Question to everyone.
Does someone knows how old TVs (1995 and below) handle out of range RGB values?
It means negative ones and over 1 ones.
Because as far as I understand my results only differs where I get out of range values.
So, I have found one old post: viewtopic.php?f=21&t=7261&p=117010#p117000
Clip - was by default. Bad result.NewRisingSun wrote:You can either just clip at 0 and 255, or reduce saturation for that color until none clip.
Reduce saturation - tried, it makes colors greyish too much.
Best result so far is my dirty hack. But it's stupid. Old TV should not use my dirty hacks
Also, can you explain in details alignment of levels by TV: black and white.
I thought scale is fixed by voltage, but looks like I'm wrong. I thought 1 V is always 100 IRE.
About white level. TV always trying to stabilize input signal twice: in radio demodulator and at luma path in color module by AGC (Automatic Gain Control). If you use RCA connection only second one used. In luma path, where contrast adjustment happen, because contrast is a difference white level from black level. In addition, contrast adjust also R-Y/B-Y signals to compensate color distortion and overflow in RGB recover. It is not math overflow, it is level limit.
About saturation. Saturation is gain control of signal from color decoder (R-Y/B-Y). This signals are with sign. The have positive and negative values and 0 is mean a BW. Of course TV does not use negative voltage, because it is a complicated things, so they shift to some level to handle gain (some DC added). Then, R-Y and B-Y mixed up with resistor matrix to recover G-Y. And then, full bundle of signal are added to luma.

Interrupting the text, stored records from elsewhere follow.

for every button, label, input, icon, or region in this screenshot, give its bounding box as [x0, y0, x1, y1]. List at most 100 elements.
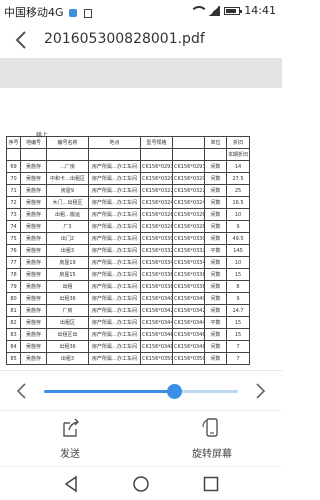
table-cell: 房产所属…办工车间 [88, 160, 141, 173]
table-cell: 木门…出租区 [46, 196, 89, 209]
table-cell: 厂3 [46, 220, 89, 233]
table-cell: 71 [6, 184, 21, 197]
table-cell: CK156*0338 [172, 280, 205, 293]
table-cell: 房产所属…办工车间 [88, 172, 141, 185]
table-row: 80 吴施存 出租36 房产所属…办工车间 CK156*0340 CK156*0340 间数… [6, 292, 251, 305]
clock: 14:41 [244, 4, 276, 17]
table-cell: 16.5 [225, 196, 251, 209]
back-button[interactable] [10, 28, 34, 52]
table-cell: CK156*0332 [172, 244, 205, 257]
table-cell: 厂房 [46, 304, 89, 317]
table-cell: 房产所属…办工车间 [88, 268, 141, 281]
table-cell: 15 [225, 316, 251, 329]
table-cell: 85 [6, 352, 21, 365]
table-cell: 房屋15 [46, 268, 89, 281]
table-row: 69 吴施存 …厂房 房产所属…办工车间 CK156*0293 CK156*0293 间数 1… [6, 160, 251, 173]
table-header-cell [140, 148, 173, 161]
table-cell: 15 [225, 328, 251, 341]
table-cell: 吴施存 [20, 184, 47, 197]
table-cell: 间数 [204, 220, 227, 233]
table-cell: 8 [225, 280, 251, 293]
table-header-cell [204, 148, 227, 161]
toolbar-band [0, 58, 282, 88]
share-button[interactable]: 发送 [30, 417, 110, 465]
table-header-cell [20, 148, 47, 161]
table-cell: 间数 [204, 232, 227, 245]
table-cell: 房产所属…办工车间 [88, 220, 141, 233]
carrier-group: 中国移动4G [4, 4, 92, 20]
table-cell: 房产所属…办工车间 [88, 280, 141, 293]
table-row: 72 吴施存 木门…出租区 房产所属…办工车间 CK156*0324 CK156*0324… [6, 196, 251, 209]
back-triangle-icon[interactable] [62, 475, 80, 493]
network-badge-icon [69, 9, 78, 17]
share-icon [63, 418, 79, 437]
table-cell: 吴施存 [20, 316, 47, 329]
table-cell: 9 [225, 292, 251, 305]
table-cell: 出租3 [46, 244, 89, 257]
table-cell: CK156*0330 [140, 232, 173, 245]
table-cell: 83 [6, 328, 21, 341]
table-cell: 25 [225, 184, 251, 197]
table-cell: CK156*0344 [172, 316, 205, 329]
page-controls [0, 370, 282, 410]
recents-square-icon[interactable] [202, 475, 220, 493]
table-cell: 房产所属…办工车间 [88, 208, 141, 221]
table-cell: 中和卡…出租区 [46, 172, 89, 185]
table-cell: CK156*0348 [140, 340, 173, 353]
table-header-cell: 地点 [88, 136, 141, 149]
table-cell: 出租36 [46, 340, 89, 353]
next-page-button[interactable] [250, 381, 270, 401]
previous-page-button[interactable] [12, 381, 32, 401]
table-cell: 81 [6, 304, 21, 317]
slider-thumb[interactable] [166, 384, 182, 399]
table-cell: 吴施存 [20, 340, 47, 353]
table-cell: 吴施存 [20, 244, 47, 257]
slider-fill [44, 390, 174, 393]
table-cell: 出租…搬运 [46, 208, 89, 221]
home-circle-icon[interactable] [132, 475, 150, 493]
title-bar: 201605300828001.pdf [0, 22, 282, 58]
rotate-screen-button[interactable]: 旋转屏幕 [172, 417, 252, 465]
rotate-screen-icon [202, 418, 218, 437]
table-cell: 出租区出 [46, 328, 89, 341]
table-header-row: 本期折旧 [6, 148, 251, 161]
table-row: 79 吴施存 出租 房产所属…办工车间 CK156*0338 CK156*0338 间数 8 [6, 280, 251, 293]
table-cell: 吴施存 [20, 172, 47, 185]
table-cell: 73 [6, 208, 21, 221]
table-header-cell [172, 136, 205, 149]
table-row: 78 吴施存 房屋15 房产所属…办工车间 CK156*0336 CK156*0336 间数… [6, 268, 251, 281]
table-header-cell: 折旧 [225, 136, 251, 149]
table-cell: 房产所属…办工车间 [88, 304, 141, 317]
table-cell: CK156*0336 [172, 268, 205, 281]
table-cell: CK156*0348 [172, 340, 205, 353]
pdf-page-view[interactable]: 续上 序号 地编号 编号名称 地点 型号规格 单位 折旧 本期折旧 69 吴施存 …厂房 房产所属… [0, 88, 282, 370]
table-cell: CK156*0324 [140, 196, 173, 209]
table-cell: …厂房 [46, 160, 89, 173]
table-row: 74 吴施存 厂3 房产所属…办工车间 CK156*0328 CK156*0328 间数 9 [6, 220, 251, 233]
table-row: 71 吴施存 房屋9 房产所属…办工车间 CK156*0322 CK156*0322 间数 2… [6, 184, 251, 197]
chevron-right-icon [256, 383, 266, 399]
table-cell: CK156*0326 [172, 208, 205, 221]
table-cell: 84 [6, 340, 21, 353]
table-cell: 74 [6, 220, 21, 233]
table-cell: CK156*0328 [140, 220, 173, 233]
table-cell: 间数 [204, 280, 227, 293]
table-cell: 平数 [204, 316, 227, 329]
page-title: 201605300828001.pdf [44, 31, 205, 47]
chevron-left-icon [15, 31, 26, 49]
table-cell: 吴施存 [20, 232, 47, 245]
table-cell: 房产所属…办工车间 [88, 232, 141, 245]
table-cell: CK156*0320 [172, 172, 205, 185]
sim-icon [83, 8, 92, 18]
table-row: 73 吴施存 出租…搬运 房产所属…办工车间 CK156*0326 CK156*0326 间… [6, 208, 251, 221]
table-cell: 9 [225, 220, 251, 233]
table-cell: 房屋9 [46, 184, 89, 197]
table-cell: CK156*0346 [172, 328, 205, 341]
table-cell: 房产所属…办工车间 [88, 184, 141, 197]
page-slider[interactable] [44, 384, 238, 399]
table-cell: 间数 [204, 352, 227, 365]
table-cell: CK156*0328 [172, 220, 205, 233]
table-cell: 27.5 [225, 172, 251, 185]
table-cell: CK156*0350 [172, 352, 205, 365]
table-cell: CK156*0324 [172, 196, 205, 209]
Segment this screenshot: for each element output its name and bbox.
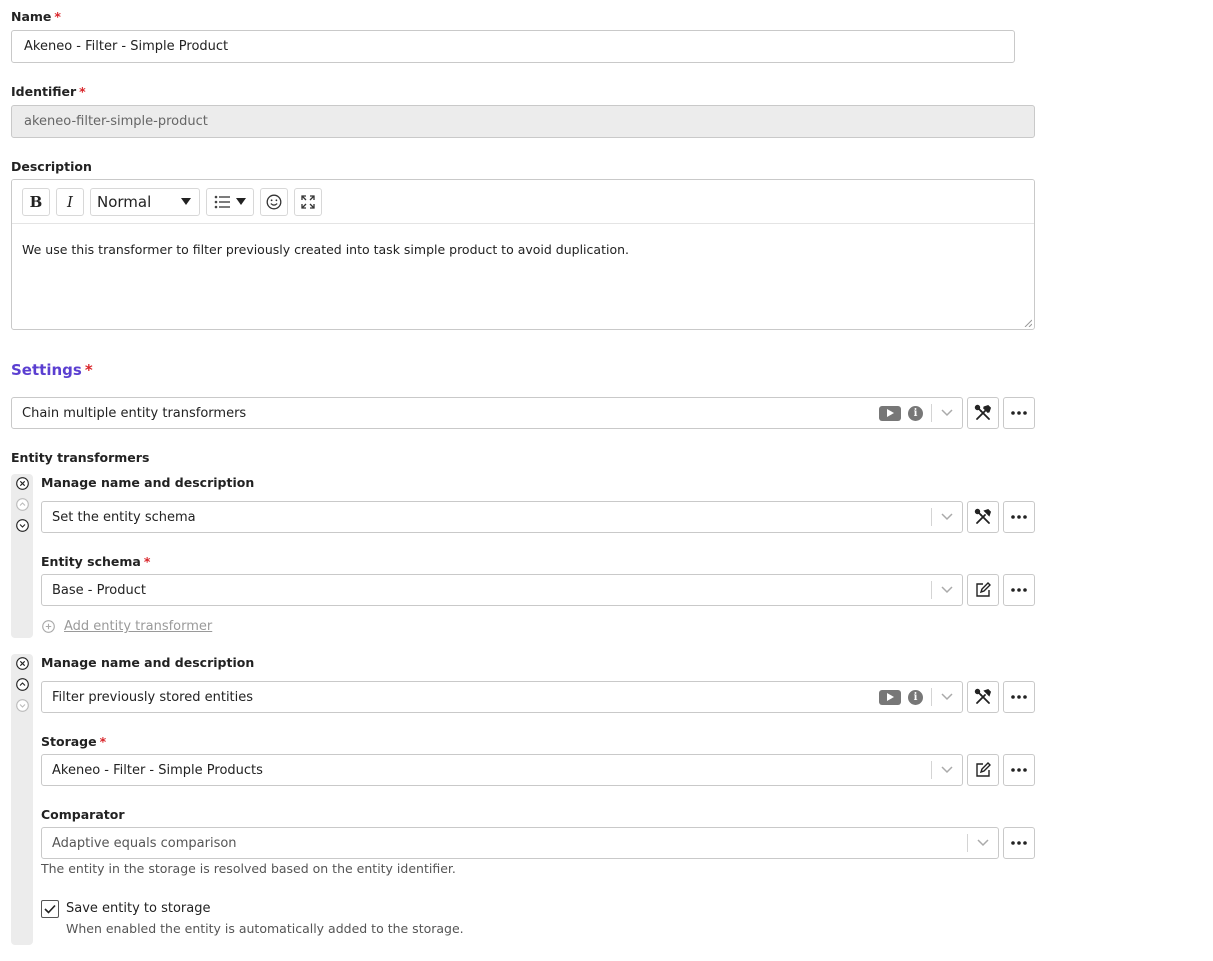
- chevron-down-icon[interactable]: [940, 510, 954, 524]
- smiley-icon: [266, 194, 282, 209]
- add-circle-icon: [42, 620, 55, 633]
- identifier-input: akeneo-filter-simple-product: [11, 105, 1035, 138]
- youtube-icon[interactable]: [879, 405, 901, 421]
- resize-handle-icon[interactable]: [1024, 319, 1032, 327]
- format-select-value: Normal: [97, 192, 152, 211]
- tools-icon: [974, 688, 992, 704]
- name-input-value: Akeneo - Filter - Simple Product: [24, 39, 229, 54]
- more-icon: [1011, 695, 1027, 699]
- transformer-1-select-value: Set the entity schema: [52, 509, 196, 525]
- name-input[interactable]: Akeneo - Filter - Simple Product: [11, 30, 1015, 63]
- bold-button[interactable]: B: [22, 187, 50, 216]
- move-down-icon: [16, 699, 29, 712]
- edit-icon: [976, 762, 991, 777]
- list-icon: [214, 195, 230, 208]
- chevron-down-icon[interactable]: [940, 690, 954, 704]
- edit-icon: [976, 582, 991, 597]
- more-icon: [1011, 841, 1027, 845]
- transformer-1-more-button[interactable]: [1003, 501, 1035, 533]
- description-label: Description: [11, 159, 92, 174]
- transformer-1-select[interactable]: Set the entity schema: [41, 501, 963, 533]
- identifier-input-value: akeneo-filter-simple-product: [24, 114, 208, 129]
- name-label: Name *: [11, 9, 61, 24]
- chevron-down-icon[interactable]: [940, 763, 954, 777]
- comparator-more-button[interactable]: [1003, 827, 1035, 859]
- entity-schema-select-value: Base - Product: [52, 582, 146, 598]
- fullscreen-button[interactable]: [294, 187, 322, 216]
- transformer-1-tools-button[interactable]: [967, 501, 999, 533]
- entity-schema-edit-button[interactable]: [967, 574, 999, 606]
- remove-icon[interactable]: [16, 477, 29, 490]
- manage-name-description-link[interactable]: Manage name and description: [41, 475, 254, 490]
- manage-name-description-link[interactable]: Manage name and description: [41, 655, 254, 670]
- comparator-hint: The entity in the storage is resolved ba…: [41, 861, 456, 876]
- caret-down-icon: [181, 197, 191, 205]
- settings-select[interactable]: Chain multiple entity transformers i: [11, 397, 963, 429]
- chevron-down-icon[interactable]: [940, 406, 954, 420]
- emoji-button[interactable]: [260, 187, 288, 216]
- remove-icon[interactable]: [16, 657, 29, 670]
- comparator-select-value: Adaptive equals comparison: [52, 835, 237, 851]
- storage-edit-button[interactable]: [967, 754, 999, 786]
- storage-label: Storage *: [41, 734, 107, 749]
- info-icon[interactable]: i: [908, 689, 923, 705]
- chevron-down-icon[interactable]: [976, 836, 990, 850]
- italic-button[interactable]: I: [56, 187, 84, 216]
- tools-icon: [974, 404, 992, 420]
- entity-transformers-label: Entity transformers: [11, 450, 150, 465]
- save-entity-checkbox[interactable]: [41, 900, 59, 918]
- comparator-label: Comparator: [41, 807, 125, 822]
- description-editor[interactable]: B I Normal We use this transformer to fi…: [11, 179, 1035, 330]
- settings-select-value: Chain multiple entity transformers: [22, 405, 247, 421]
- add-entity-transformer-button[interactable]: Add entity transformer: [42, 619, 212, 634]
- move-down-icon[interactable]: [16, 519, 29, 532]
- editor-toolbar: B I Normal: [12, 180, 1034, 224]
- settings-title: Settings *: [11, 361, 93, 379]
- storage-more-button[interactable]: [1003, 754, 1035, 786]
- description-text: We use this transformer to filter previo…: [22, 242, 629, 257]
- entity-schema-more-button[interactable]: [1003, 574, 1035, 606]
- editor-content[interactable]: We use this transformer to filter previo…: [12, 224, 1034, 275]
- entity-schema-select[interactable]: Base - Product: [41, 574, 963, 606]
- add-entity-transformer-label: Add entity transformer: [64, 619, 213, 634]
- more-icon: [1011, 515, 1027, 519]
- more-icon: [1011, 411, 1027, 415]
- move-up-icon: [16, 498, 29, 511]
- transformer-2-rail: [11, 654, 33, 945]
- entity-schema-label: Entity schema *: [41, 554, 151, 569]
- storage-select[interactable]: Akeneo - Filter - Simple Products: [41, 754, 963, 786]
- expand-icon: [301, 194, 315, 209]
- info-icon[interactable]: i: [908, 405, 923, 421]
- chevron-down-icon[interactable]: [940, 583, 954, 597]
- youtube-icon[interactable]: [879, 689, 901, 705]
- transformer-2-select[interactable]: Filter previously stored entities i: [41, 681, 963, 713]
- more-icon: [1011, 768, 1027, 772]
- save-entity-hint: When enabled the entity is automatically…: [66, 921, 464, 936]
- storage-select-value: Akeneo - Filter - Simple Products: [52, 762, 263, 778]
- caret-down-icon: [236, 197, 246, 205]
- move-up-icon[interactable]: [16, 678, 29, 691]
- list-button[interactable]: [206, 187, 254, 216]
- settings-more-button[interactable]: [1003, 397, 1035, 429]
- more-icon: [1011, 588, 1027, 592]
- transformer-2-tools-button[interactable]: [967, 681, 999, 713]
- identifier-label: Identifier *: [11, 84, 86, 99]
- format-select[interactable]: Normal: [90, 187, 200, 216]
- check-icon: [44, 904, 56, 914]
- comparator-select[interactable]: Adaptive equals comparison: [41, 827, 999, 859]
- save-entity-label[interactable]: Save entity to storage: [66, 901, 210, 916]
- tools-icon: [974, 508, 992, 524]
- settings-tools-button[interactable]: [967, 397, 999, 429]
- transformer-2-more-button[interactable]: [1003, 681, 1035, 713]
- transformer-2-select-value: Filter previously stored entities: [52, 689, 254, 705]
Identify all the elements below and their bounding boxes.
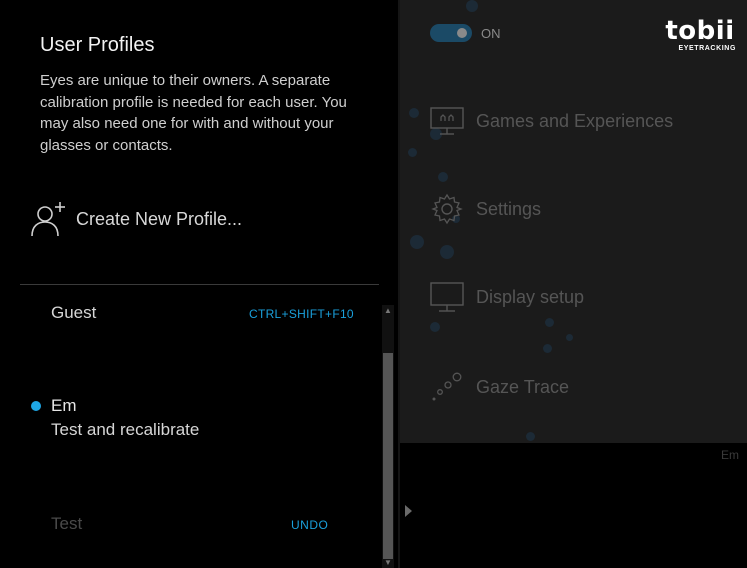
games-monitor-icon: [430, 107, 464, 135]
eyetracking-toggle[interactable]: [430, 24, 472, 42]
divider: [20, 284, 379, 285]
page-title: User Profiles: [40, 34, 155, 56]
active-profile-indicator: [31, 401, 41, 411]
logo-wordmark: tobii: [665, 16, 735, 46]
user-profiles-panel: User Profiles Eyes are unique to their o…: [0, 0, 398, 568]
tobii-logo: tobii EYETRACKING: [664, 17, 736, 52]
scroll-thumb[interactable]: [383, 353, 393, 559]
expand-arrow-icon[interactable]: [405, 505, 412, 517]
menu-item-settings[interactable]: Settings: [430, 192, 541, 226]
profile-shortcut: CTRL+SHIFT+F10: [249, 307, 354, 321]
profiles-description: Eyes are unique to their owners. A separ…: [40, 72, 347, 154]
create-profile-button[interactable]: Create New Profile...: [28, 198, 242, 240]
menu-label: Gaze Trace: [476, 376, 570, 397]
menu-item-games[interactable]: Games and Experiences: [430, 104, 673, 138]
menu-label: Games and Experiences: [476, 110, 674, 131]
status-area: Em: [400, 443, 747, 568]
gaze-trace-icon: [432, 372, 462, 401]
current-user-label: Em: [721, 448, 739, 462]
profile-name: Guest: [51, 303, 97, 322]
scroll-down-arrow-icon[interactable]: ▼: [382, 557, 394, 568]
scroll-up-arrow-icon[interactable]: ▲: [382, 305, 394, 317]
app-background-panel: ON tobii EYETRACKING Games and Experienc…: [400, 0, 747, 443]
toggle-label: ON: [481, 26, 501, 41]
menu-label: Display setup: [476, 286, 585, 307]
undo-button[interactable]: UNDO: [291, 518, 328, 532]
create-profile-label: Create New Profile...: [76, 208, 243, 229]
menu-item-gaze-trace[interactable]: Gaze Trace: [430, 370, 569, 404]
gear-icon: [431, 193, 463, 225]
logo-subtitle: EYETRACKING: [678, 45, 736, 52]
menu-item-display-setup[interactable]: Display setup: [430, 280, 584, 314]
monitor-icon: [430, 282, 464, 312]
add-user-icon: [31, 202, 65, 237]
toggle-knob: [457, 28, 467, 38]
test-recalibrate-link[interactable]: Test and recalibrate: [51, 420, 199, 440]
profile-name: Em: [51, 396, 77, 415]
profiles-scrollbar[interactable]: ▲ ▼: [382, 305, 394, 568]
profile-name: Test: [51, 514, 83, 533]
menu-label: Settings: [476, 198, 542, 219]
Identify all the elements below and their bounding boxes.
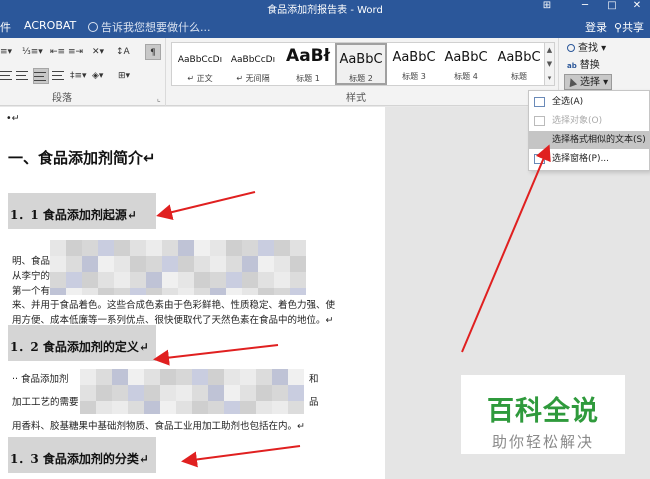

I cannot see how negative R/G/B levels coming from the color decoder (and after applying contrast, i.e. gain, and brightness, i.e. bias) would not just be effectively clipped (or "limited") to zero, because you cannot excite a phosphor to produce negative light. I cannot imagine any analog TV adding DC to the entire RGB tuple just because one of them goes negative, and all old TVs that I have seen certainly didn't.
On the other end, assuming that the R/G/B levels coming from the color decoder directly drive the beam on an analogue CRT TV, then values above R/G/B 1.0 would just make the picture brighter, as if you had increased contrast for those pixels, until the phosphor is saturated, after which is does not become any brighter. Sort of an "optical" rather than an "electric" clip.
This is difficult to emulate correctly, because on modern systems, R/G/B levels do not drive the display directly, so R/G/B 255 just gets you the maximum brightness at the monitor's current contrast setting. You could remove the overall brightness (on linear light signals, not gamma pre-corrected signals) to give you some headroom, but that of course will make the picture look subjectively darker in general.
There is one partial PAL raw recording in this post. Partial because the capturing program is for NTSC only, and so still samples only for 1/60th time at 8*NTSC-Fsc.r57shell wrote:Do you have RAW recoriding of some PAL TV signal? I want to check sanity of my decoder.